Although the development of new infrastructure (such public facilities as power plants, schools, and bridges) is usually determined by governmental planning, sometimes this development can be planned more flexibly and realistically by private investors who anticipate profit from the collection of user fees. Such profits can contribute to the financing of more infrastructure if demand proves great enough, whereas the reluctance of developers to invest in such projects can signal that additional infrastructure is not needed. During the economic boom of the 1980's, for example, the state of Virginia authorized private developers to build a $300 million toll road. These developers obtained the needed right-of-way from property owners, but by 1993 they still had not raised the necessary financing. The unwillingness of investors to finance this project does not negate the viability of privately financed roads; rather, it illustrates a virtue of private financing. If a road appears unlikely to attract enough future traffic to pay for the road, then it should not be built.

Question List: 1 2 3 4

The passage suggests that which of the following would occur if a privately financed bridge that proved to be profitable failed after a number of years to meet the demands of traffic?
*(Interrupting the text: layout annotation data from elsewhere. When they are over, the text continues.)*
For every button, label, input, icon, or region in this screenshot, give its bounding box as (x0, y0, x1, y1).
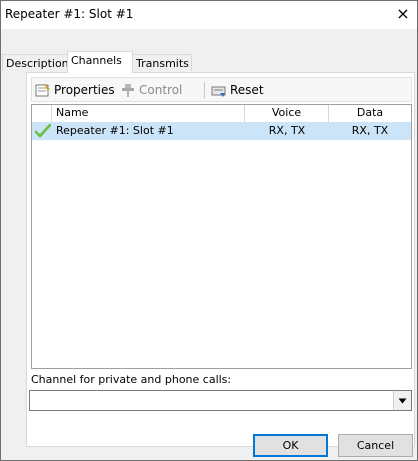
reset-button[interactable]: Reset (211, 82, 264, 98)
check-column-header[interactable] (32, 105, 52, 122)
row-voice: RX, TX (268, 124, 306, 137)
properties-button[interactable]: Properties (35, 82, 115, 98)
channels-list[interactable]: Name Voice Data Repeater #1: Slot #1 RX,… (31, 104, 412, 369)
dialog-window: Repeater #1: Slot #1 × Description Chann… (0, 0, 418, 461)
row-name: Repeater #1: Slot #1 (56, 124, 174, 137)
window-title: Repeater #1: Slot #1 (5, 7, 134, 21)
close-button[interactable]: × (393, 4, 413, 24)
properties-icon (35, 83, 50, 97)
properties-label: Properties (54, 83, 115, 97)
reset-icon (211, 86, 226, 97)
private-calls-label: Channel for private and phone calls: (31, 373, 232, 386)
tab-description[interactable]: Description (2, 54, 69, 71)
row-data: RX, TX (351, 124, 389, 137)
ok-button[interactable]: OK (253, 434, 328, 457)
private-calls-combobox[interactable] (29, 390, 412, 411)
control-button[interactable]: Control (120, 82, 182, 98)
tab-transmits[interactable]: Transmits (132, 54, 192, 71)
control-icon (122, 84, 134, 97)
list-header: Name Voice Data (32, 105, 411, 123)
check-icon[interactable] (33, 122, 52, 140)
title-bar[interactable]: Repeater #1: Slot #1 × (1, 1, 417, 29)
tab-channels[interactable]: Channels (67, 51, 133, 73)
column-data[interactable]: Data (329, 105, 411, 122)
reset-label: Reset (230, 83, 264, 97)
chevron-down-icon[interactable] (393, 391, 411, 410)
table-row[interactable]: Repeater #1: Slot #1 RX, TX RX, TX (32, 122, 411, 140)
channels-panel: Properties Control Reset Name Voice Data… (26, 72, 415, 447)
column-voice[interactable]: Voice (245, 105, 329, 122)
control-label: Control (139, 83, 183, 97)
column-name[interactable]: Name (52, 105, 245, 122)
toolbar: Properties Control Reset (31, 77, 412, 102)
toolbar-separator (204, 82, 205, 98)
cancel-button[interactable]: Cancel (338, 434, 413, 457)
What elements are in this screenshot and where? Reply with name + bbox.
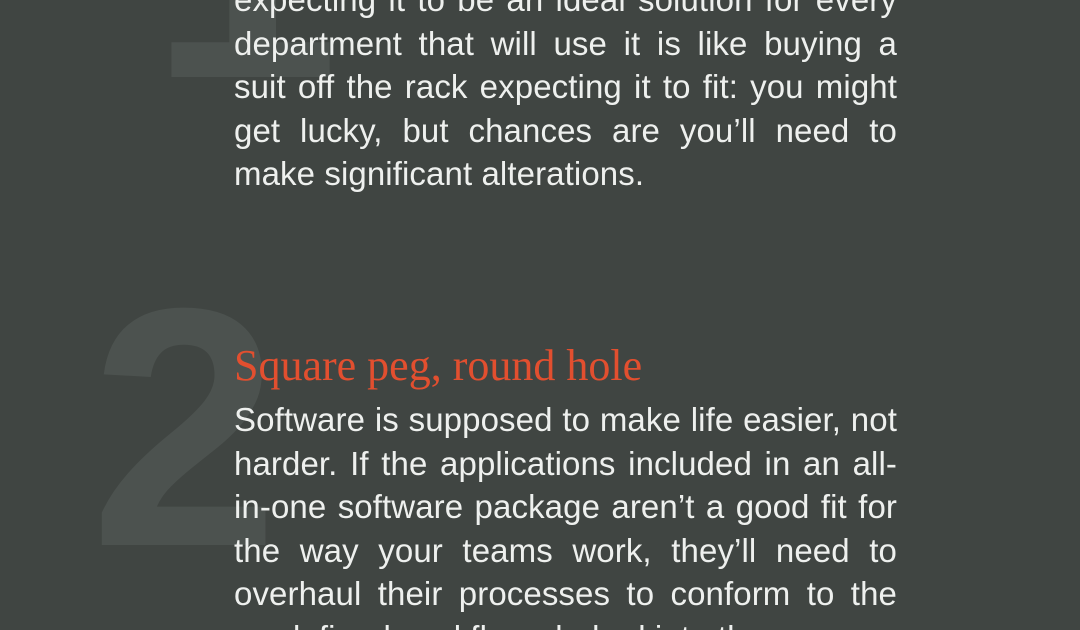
section-2: Square peg, round hole Software is suppo… xyxy=(234,340,897,630)
document-page: 1 expecting it to be an ideal solution f… xyxy=(0,0,1080,630)
section-2-body: Software is supposed to make life easier… xyxy=(234,401,897,630)
section-1-body: expecting it to be an ideal solution for… xyxy=(234,0,897,192)
section-2-heading: Square peg, round hole xyxy=(234,341,643,390)
section-1: expecting it to be an ideal solution for… xyxy=(234,0,897,196)
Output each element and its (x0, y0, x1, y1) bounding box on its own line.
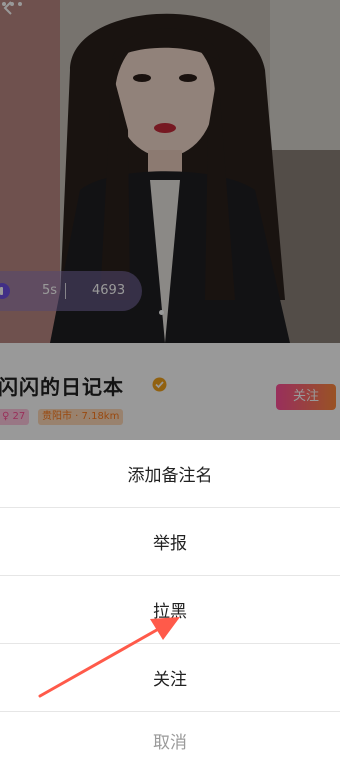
screen: 5s 4693 闪闪的日记本 ♀ 27 贵阳市 · 7.18km 关注 添加备注… (0, 0, 340, 769)
report-option[interactable]: 举报 (0, 508, 340, 576)
add-remark-option[interactable]: 添加备注名 (0, 440, 340, 508)
block-option[interactable]: 拉黑 (0, 576, 340, 644)
follow-option[interactable]: 关注 (0, 644, 340, 712)
cancel-option[interactable]: 取消 (0, 712, 340, 768)
modal-dim-overlay[interactable] (0, 0, 340, 440)
action-sheet: 添加备注名 举报 拉黑 关注 取消 (0, 440, 340, 769)
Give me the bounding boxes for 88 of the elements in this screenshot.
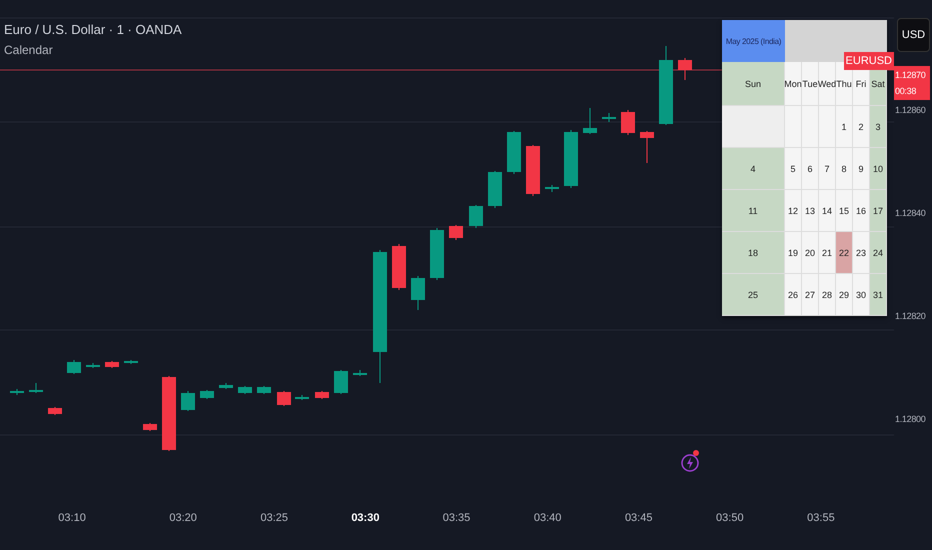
calendar-day: 25 xyxy=(722,274,785,316)
calendar-day: 2 xyxy=(853,106,870,148)
calendar-day: 29 xyxy=(836,274,853,316)
candle xyxy=(564,130,578,188)
calendar-day: 10 xyxy=(870,148,887,190)
calendar-day: 12 xyxy=(785,190,802,232)
candle xyxy=(29,382,43,394)
calendar-day: 11 xyxy=(722,190,785,232)
candle xyxy=(411,276,425,310)
calendar-day: 6 xyxy=(802,148,819,190)
candle xyxy=(469,204,483,228)
time-label: 03:30 xyxy=(350,512,380,524)
lightning-icon[interactable] xyxy=(680,448,702,474)
price-label: 1.12820 xyxy=(894,310,926,322)
time-label: 03:10 xyxy=(57,512,87,524)
calendar-day: 26 xyxy=(785,274,802,316)
candle xyxy=(640,130,654,164)
time-label: 03:55 xyxy=(806,512,836,524)
calendar-day: 9 xyxy=(853,148,870,190)
candle xyxy=(392,244,406,290)
weekday-header: Mon xyxy=(785,62,802,106)
calendar-day: 1 xyxy=(836,106,853,148)
weekday-header: Tue xyxy=(802,62,819,106)
calendar-day: 13 xyxy=(802,190,819,232)
candle xyxy=(143,422,157,432)
candle xyxy=(621,110,635,136)
calendar-day: 18 xyxy=(722,232,785,274)
candle xyxy=(10,388,24,396)
price-label: 1.12840 xyxy=(894,207,926,219)
weekday-header: Sun xyxy=(722,62,785,106)
candle xyxy=(507,130,521,174)
calendar-day: 5 xyxy=(785,148,802,190)
candle xyxy=(334,370,348,394)
candle xyxy=(430,228,444,280)
calendar-day: 30 xyxy=(853,274,870,316)
candle xyxy=(219,382,233,390)
candle xyxy=(238,386,252,394)
candle xyxy=(449,224,463,240)
symbol-tag: EURUSD xyxy=(844,52,894,70)
candle xyxy=(257,386,271,394)
indicator-label: Calendar xyxy=(4,43,54,57)
calendar-day: 16 xyxy=(853,190,870,232)
calendar-day: 7 xyxy=(819,148,836,190)
candle xyxy=(678,58,692,80)
currency-button[interactable]: USD xyxy=(897,18,930,52)
calendar-day: 14 xyxy=(819,190,836,232)
price-label: 1.12800 xyxy=(894,413,926,425)
candle xyxy=(105,360,119,368)
calendar-day: 15 xyxy=(836,190,853,232)
calendar-day: 4 xyxy=(722,148,785,190)
candle xyxy=(67,360,81,374)
calendar-day: 17 xyxy=(870,190,887,232)
calendar-day: 23 xyxy=(853,232,870,274)
calendar-day: 19 xyxy=(785,232,802,274)
time-label: 03:50 xyxy=(715,512,745,524)
time-label: 03:40 xyxy=(532,512,562,524)
weekday-header: Wed xyxy=(819,62,836,106)
calendar-day: 24 xyxy=(870,232,887,274)
candle xyxy=(488,170,502,208)
candle xyxy=(353,370,367,376)
calendar-day: 3 xyxy=(870,106,887,148)
calendar-day: 21 xyxy=(819,232,836,274)
candle xyxy=(86,362,100,368)
bar-countdown: 00:38 xyxy=(895,85,918,97)
chart-title: Euro / U.S. Dollar · 1 · OANDA xyxy=(4,22,182,37)
calendar-title: May 2025 (India) xyxy=(722,20,785,62)
time-label: 03:45 xyxy=(624,512,654,524)
price-label: 1.12860 xyxy=(894,104,926,116)
candle xyxy=(277,390,291,406)
calendar-day: 20 xyxy=(802,232,819,274)
candle xyxy=(526,144,540,196)
candle xyxy=(295,394,309,400)
candle xyxy=(181,390,195,412)
time-label: 03:25 xyxy=(260,512,290,524)
time-label: 03:35 xyxy=(442,512,472,524)
candle xyxy=(200,390,214,400)
last-price: 1.12870 xyxy=(895,69,926,81)
time-label: 03:20 xyxy=(168,512,198,524)
candle xyxy=(48,406,62,416)
candle xyxy=(315,390,329,400)
candle xyxy=(583,108,597,134)
calendar-day: 27 xyxy=(802,274,819,316)
calendar-day: 8 xyxy=(836,148,853,190)
calendar-day: 28 xyxy=(819,274,836,316)
candle xyxy=(602,112,616,122)
calendar-day: 22 xyxy=(836,232,853,274)
calendar-day: 31 xyxy=(870,274,887,316)
candle xyxy=(545,184,559,192)
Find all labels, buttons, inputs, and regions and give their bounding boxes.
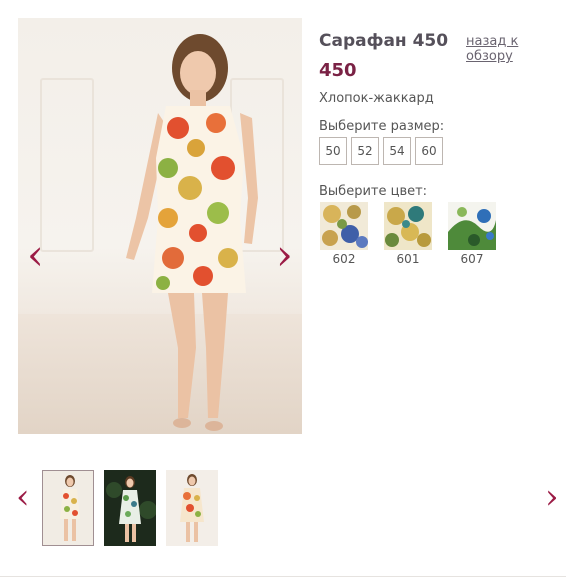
thumbnail-strip <box>42 470 218 546</box>
size-label: Выберите размер: <box>319 119 445 134</box>
gallery-prev-arrow[interactable]: ‹ <box>27 234 44 276</box>
thumbs-prev-arrow[interactable]: ‹ <box>16 480 30 514</box>
floral-swatch-image <box>448 202 496 250</box>
size-option-52[interactable]: 52 <box>351 137 379 165</box>
floral-sundress-front-image <box>43 471 93 545</box>
size-option-54[interactable]: 54 <box>383 137 411 165</box>
product-price: 450 <box>319 60 357 81</box>
thumbnail-3[interactable] <box>166 470 218 546</box>
green-floral-sundress-image <box>104 470 156 546</box>
color-label: Выберите цвет: <box>319 184 428 199</box>
color-options: 602 601 607 <box>319 202 497 266</box>
color-swatch-602 <box>320 202 368 250</box>
color-option-607[interactable]: 607 <box>447 202 497 266</box>
color-code: 602 <box>332 252 356 266</box>
gallery-next-arrow[interactable]: › <box>276 234 293 276</box>
floral-swatch-image <box>320 202 368 250</box>
thumbs-next-arrow[interactable]: › <box>545 480 559 514</box>
thumbnail-1[interactable] <box>42 470 94 546</box>
color-swatch-601 <box>384 202 432 250</box>
size-option-60[interactable]: 60 <box>415 137 443 165</box>
back-to-overview-link[interactable]: назад к обзору <box>466 34 566 64</box>
color-code: 607 <box>460 252 484 266</box>
product-material: Хлопок-жаккард <box>319 91 434 106</box>
thumbnail-2[interactable] <box>104 470 156 546</box>
divider <box>0 576 566 577</box>
color-option-601[interactable]: 601 <box>383 202 433 266</box>
floral-swatch-image <box>384 202 432 250</box>
orange-floral-sundress-image <box>166 470 218 546</box>
product-title: Сарафан 450 <box>319 31 449 51</box>
main-product-photo <box>18 18 302 434</box>
color-code: 601 <box>396 252 420 266</box>
model-figure <box>126 34 258 431</box>
color-swatch-607 <box>448 202 496 250</box>
size-options: 50 52 54 60 <box>319 137 443 165</box>
size-option-50[interactable]: 50 <box>319 137 347 165</box>
color-option-602[interactable]: 602 <box>319 202 369 266</box>
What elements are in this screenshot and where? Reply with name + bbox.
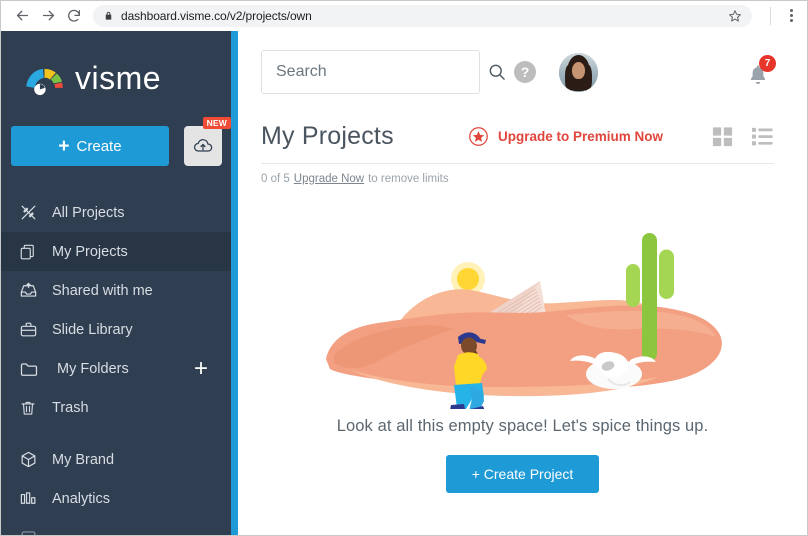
cloud-upload-icon [193, 139, 213, 152]
avatar[interactable] [559, 52, 598, 92]
address-bar[interactable]: dashboard.visme.co/v2/projects/own [93, 4, 752, 27]
projects-icon [19, 203, 45, 222]
upload-button-wrap: NEW [184, 117, 231, 166]
reload-icon[interactable] [61, 3, 87, 29]
visme-wordmark: visme [75, 60, 162, 96]
three-dots-menu-icon[interactable] [781, 4, 801, 28]
notification-badge: 7 [759, 55, 776, 72]
visme-logo[interactable]: visme [1, 31, 238, 103]
create-button-label: Create [76, 137, 122, 155]
sidebar-item-trash[interactable]: Trash [1, 388, 238, 427]
upload-button[interactable] [184, 126, 222, 166]
empty-state: Look at all this empty space! Let's spic… [238, 219, 807, 493]
sidebar-item-my-projects[interactable]: My Projects [1, 232, 238, 271]
trash-icon [19, 399, 45, 417]
sidebar-item-my-brand[interactable]: My Brand [1, 440, 238, 479]
top-bar: ? 7 [238, 31, 807, 113]
sidebar-item-slide-library[interactable]: Slide Library [1, 310, 238, 349]
sidebar-item-label: Slide Library [52, 321, 133, 338]
page-title: My Projects [261, 121, 394, 150]
sidebar-item-partial[interactable] [1, 518, 238, 535]
copy-icon [19, 243, 45, 261]
briefcase-icon [19, 320, 45, 339]
forward-icon[interactable] [35, 3, 61, 29]
sidebar-item-label: My Projects [52, 243, 128, 260]
desert-empty-state-illustration [325, 233, 722, 409]
toolbar-divider [770, 6, 771, 25]
bookmark-star-icon[interactable] [728, 9, 742, 23]
upgrade-label: Upgrade to Premium Now [498, 128, 664, 144]
sidebar-item-label: My Brand [52, 451, 115, 468]
create-button[interactable]: + Create [11, 126, 169, 166]
browser-window: dashboard.visme.co/v2/projects/own visme… [0, 0, 808, 536]
main-content: ? 7 My Projects [238, 31, 807, 535]
view-toggles [711, 125, 774, 148]
visme-logo-mark [26, 68, 63, 96]
create-row: + Create NEW [1, 117, 238, 169]
grid-view-icon[interactable] [711, 125, 734, 148]
sidebar-item-label: All Projects [52, 204, 125, 221]
sidebar-item-shared-with-me[interactable]: Shared with me [1, 271, 238, 310]
url-text: dashboard.visme.co/v2/projects/own [121, 8, 312, 23]
star-circle-icon [469, 126, 488, 146]
sidebar-item-all-projects[interactable]: All Projects [1, 193, 238, 232]
limits-row: 0 of 5 Upgrade Now to remove limits [261, 173, 807, 185]
sidebar-item-label: My Folders [57, 360, 129, 377]
sidebar-item-label: Trash [52, 399, 89, 416]
title-row: My Projects Upgrade to Premium Now [261, 113, 774, 159]
empty-state-text: Look at all this empty space! Let's spic… [336, 417, 709, 435]
sidebar-item-my-folders[interactable]: My Folders + [1, 349, 238, 388]
header-divider [261, 163, 774, 164]
sidebar-nav: All Projects My Projects Shared with me [1, 193, 238, 535]
search-box[interactable] [261, 50, 505, 94]
add-folder-button[interactable]: + [194, 356, 208, 381]
browser-toolbar: dashboard.visme.co/v2/projects/own [1, 1, 807, 31]
new-badge: NEW [202, 117, 231, 129]
search-icon[interactable] [487, 62, 507, 82]
sidebar-scrollbar[interactable] [231, 31, 238, 535]
folder-icon [19, 359, 45, 379]
page-body: visme + Create NEW All Projects My Proje… [1, 31, 807, 535]
sidebar: visme + Create NEW All Projects My Proje… [1, 31, 238, 535]
create-plus-icon: + [58, 135, 70, 157]
notifications-button[interactable]: 7 [744, 55, 776, 89]
back-icon[interactable] [9, 3, 35, 29]
inbox-in-icon [19, 281, 45, 300]
limits-count: 0 of 5 [261, 173, 290, 185]
partial-icon [19, 528, 45, 535]
list-view-icon[interactable] [751, 125, 774, 148]
sidebar-item-label: Shared with me [52, 282, 153, 299]
search-input[interactable] [276, 63, 483, 81]
upgrade-now-link[interactable]: Upgrade Now [294, 173, 364, 185]
box-icon [19, 450, 45, 469]
help-circle-icon[interactable]: ? [514, 61, 536, 83]
upgrade-to-premium-link[interactable]: Upgrade to Premium Now [468, 126, 663, 147]
limits-suffix: to remove limits [368, 173, 449, 185]
bar-chart-icon [19, 489, 45, 508]
sidebar-item-label: Analytics [52, 490, 111, 507]
sidebar-item-analytics[interactable]: Analytics [1, 479, 238, 518]
create-project-button[interactable]: + Create Project [445, 455, 600, 493]
lock-icon [103, 10, 114, 22]
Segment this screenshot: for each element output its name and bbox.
  • A Private developers who financed the bridge would rely on governmental authorities to develop new infrastructure.
  • B User fees would be increased so that usage would become more costly.
  • C Governmental authorities would be reluctant to rely on private contractors to develop a new bridge.
  • D The success of the project would be jeopardized by public dissatisfaction with the project's adequacy.
  • E Profits Generated by user fees would be used to help finance the construction of new infrastructure to alleviate the traffic problem.